China’s second-largest insurer dropped as much as 2.3 percent and traded 1.4 percent lower at HK$67.20 as of 11 a.m. local time. The China Insurance Regulatory Commission is set to reject the $9.4 billion purchase from HSBC Holding Plc on concerns whether the Thai company is the real buyer, the South China Morning Post reported today, citing unidentified people.
“It would be in CP Group’s interest to find a way to fund the deal, and prove it is indeed the real buyer of the Ping An stake, not acting on behalf of other parties,” Deutsche Bank AG’s Hong Kong-based analyst Esther Chwei wrote in a report yesterday. “While the stake sale overhang may weigh on Ping An’s share price in the near term, we believe this has limited impact on Ping An’s fundamentals.”
HSBC said Dec. 5 it agreed to sell its stake in Ping An to Thai billionaire Dhanin Chearavanont’s Charoen Pokphand as Europe’s biggest bank by market value moves to revive profit and boost capital. The Shenzhen-based insurer tumbled 4 percent, the most in more than five months, in Hong Kong yesterday after a Caixin Online report that China Development Bank Corp. halted loans for the acquisition.
Charoen Pokphand should “do more to explain where and how it will get the money” for the purchase, especially if the government-owned CDB isn’t providing the funding, the Post said, citing one of the people. The deadline for the CIRC’s approval is Feb. 1, the Post said.
Ping An’s Shenzhen-based spokesman Sheng Ruisheng didn’t answer a call to his mobile phone, while calls to Charoen Pokphand’s corporate communications department went unanswered before office hours. Gareth Hewett, a spokesman for HSBC in Hong Kong, declined to comment.

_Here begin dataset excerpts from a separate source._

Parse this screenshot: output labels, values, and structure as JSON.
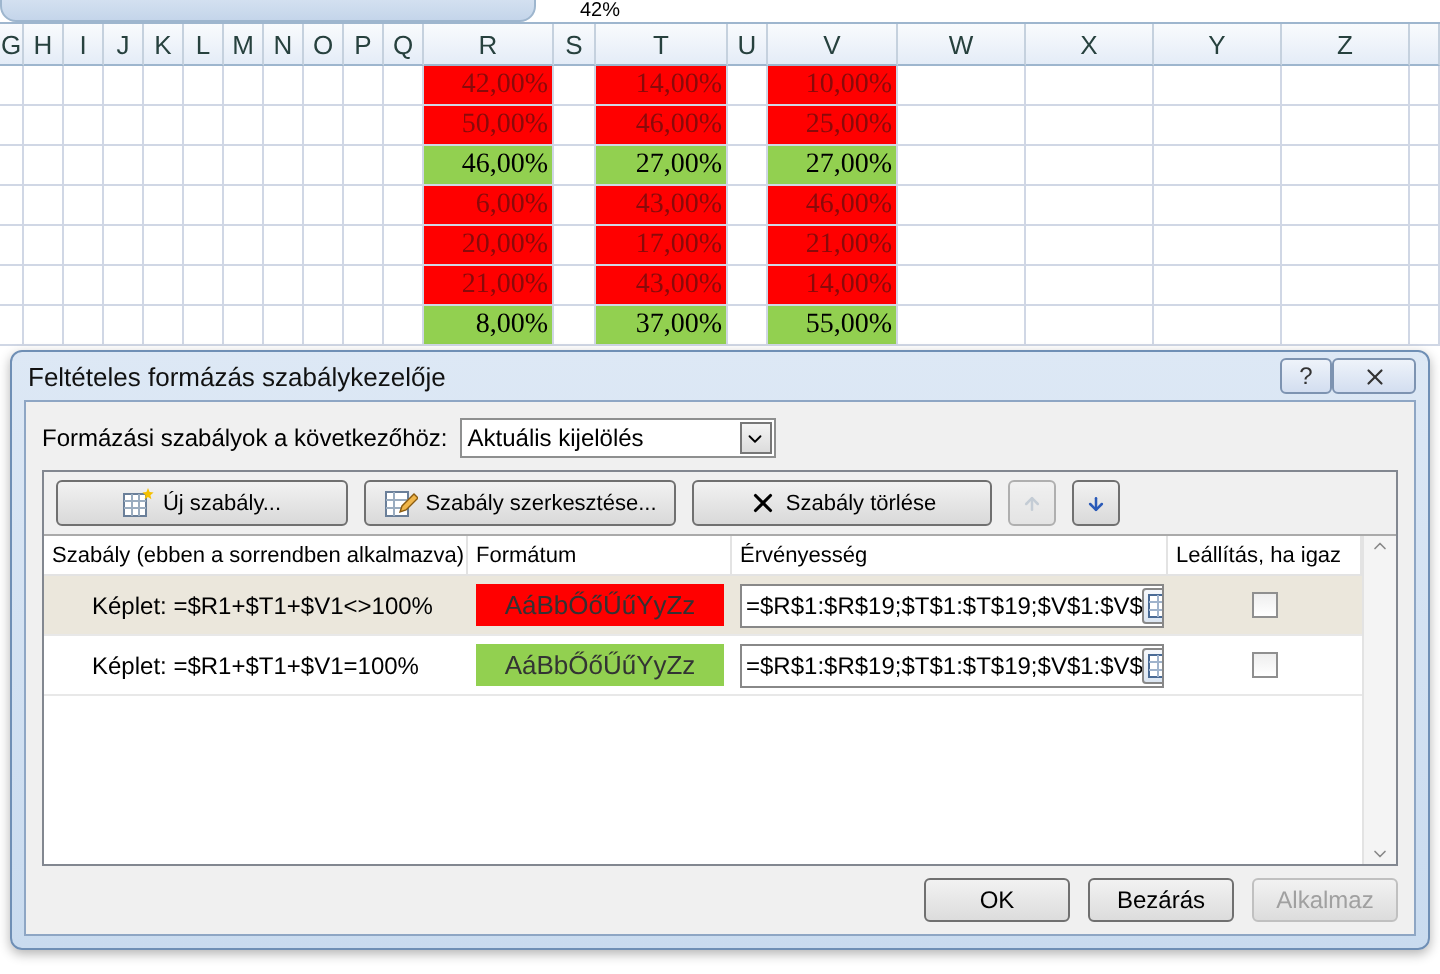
{
  "formula_bar": {
    "value": "42%"
  },
  "sheet": {
    "columns": [
      "G",
      "H",
      "I",
      "J",
      "K",
      "L",
      "M",
      "N",
      "O",
      "P",
      "Q",
      "R",
      "S",
      "T",
      "U",
      "V",
      "W",
      "X",
      "Y",
      "Z"
    ],
    "rows": [
      {
        "cells": [
          {
            "text": "42,00%",
            "color": "#ff0000"
          },
          {
            "text": "14,00%",
            "color": "#ff0000"
          },
          {
            "text": "10,00%",
            "color": "#ff0000"
          }
        ]
      },
      {
        "cells": [
          {
            "text": "50,00%",
            "color": "#ff0000"
          },
          {
            "text": "46,00%",
            "color": "#ff0000"
          },
          {
            "text": "25,00%",
            "color": "#ff0000"
          }
        ]
      },
      {
        "cells": [
          {
            "text": "46,00%",
            "color": "#92d050"
          },
          {
            "text": "27,00%",
            "color": "#92d050"
          },
          {
            "text": "27,00%",
            "color": "#92d050"
          }
        ]
      },
      {
        "cells": [
          {
            "text": "6,00%",
            "color": "#ff0000"
          },
          {
            "text": "43,00%",
            "color": "#ff0000"
          },
          {
            "text": "46,00%",
            "color": "#ff0000"
          }
        ]
      },
      {
        "cells": [
          {
            "text": "20,00%",
            "color": "#ff0000"
          },
          {
            "text": "17,00%",
            "color": "#ff0000"
          },
          {
            "text": "21,00%",
            "color": "#ff0000"
          }
        ]
      },
      {
        "cells": [
          {
            "text": "21,00%",
            "color": "#ff0000"
          },
          {
            "text": "43,00%",
            "color": "#ff0000"
          },
          {
            "text": "14,00%",
            "color": "#ff0000"
          }
        ]
      },
      {
        "cells": [
          {
            "text": "8,00%",
            "color": "#92d050"
          },
          {
            "text": "37,00%",
            "color": "#92d050"
          },
          {
            "text": "55,00%",
            "color": "#92d050"
          }
        ]
      }
    ]
  },
  "dialog": {
    "title": "Feltételes formázás szabálykezelője",
    "help": "?",
    "scope_label": "Formázási szabályok a következőhöz:",
    "scope_value": "Aktuális kijelölés",
    "toolbar": [
      {
        "kind": "new",
        "label": "Új szabály..."
      },
      {
        "kind": "edit",
        "label": "Szabály szerkesztése..."
      },
      {
        "kind": "delete",
        "label": "Szabály törlése"
      },
      {
        "kind": "up",
        "disabled": true
      },
      {
        "kind": "down",
        "disabled": false
      }
    ],
    "columns": [
      "Szabály (ebben a sorrendben alkalmazva)",
      "Formátum",
      "Érvényesség",
      "Leállítás, ha igaz"
    ],
    "rules": [
      {
        "rule": "Képlet: =$R1+$T1+$V1<>100%",
        "preview": "AáBbŐőŰűYyZz",
        "color": "#ff0000",
        "applies_to": "=$R$1:$R$19;$T$1:$T$19;$V$1:$V$",
        "stop": false,
        "selected": true
      },
      {
        "rule": "Képlet: =$R1+$T1+$V1=100%",
        "preview": "AáBbŐőŰűYyZz",
        "color": "#92d050",
        "applies_to": "=$R$1:$R$19;$T$1:$T$19;$V$1:$V$",
        "stop": false,
        "selected": false
      }
    ],
    "buttons": [
      {
        "label": "OK",
        "disabled": false
      },
      {
        "label": "Bezárás",
        "disabled": false
      },
      {
        "label": "Alkalmaz",
        "disabled": true
      }
    ]
  }
}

Charoen Pokphand’s purchase will take place in two phases, with the first to have been completed by Dec. 7, while CDB will finance part of the deal through its Hong Kong branch, according to HSBC.
Caixin reported last month that about two-thirds of the first payment of the deal came from Chinese investors and that Ping An’s management may have helped finance the Chinese backers, which both the insurer and Charoen Pokphand denied at the time.
Under CIRC rules, any purchase of a stake in an insurance company in China has to be financed by internal funds and external funds or financing are not allowed, according to the Deutsche Bank report. As such, CP Group would not be able to use CDB loans to finance their purchase of Ping An shares and hence, the halting of CDB loan seems to be a natural outcome, Chwei wrote in the report.
The deal is “in normal approval process,” Ping An’s Sheng said in an e-mailed statement yesterday, without elaborating, in response to an inquiry about the story on CDB’s withdrawal of funding. Sheng earlier called Caixin’s report last month “irresponsible.”
Bigger rival China Life Insurance Co. rose 0.8 percent in Hong Kong, while the city’s benchmark Hang Seng Index added 0.4 percent. China Pacific Insurance (Group) Co. gained 0.7 percent, while New China Life Insurance Co. slipped 0.2 percent.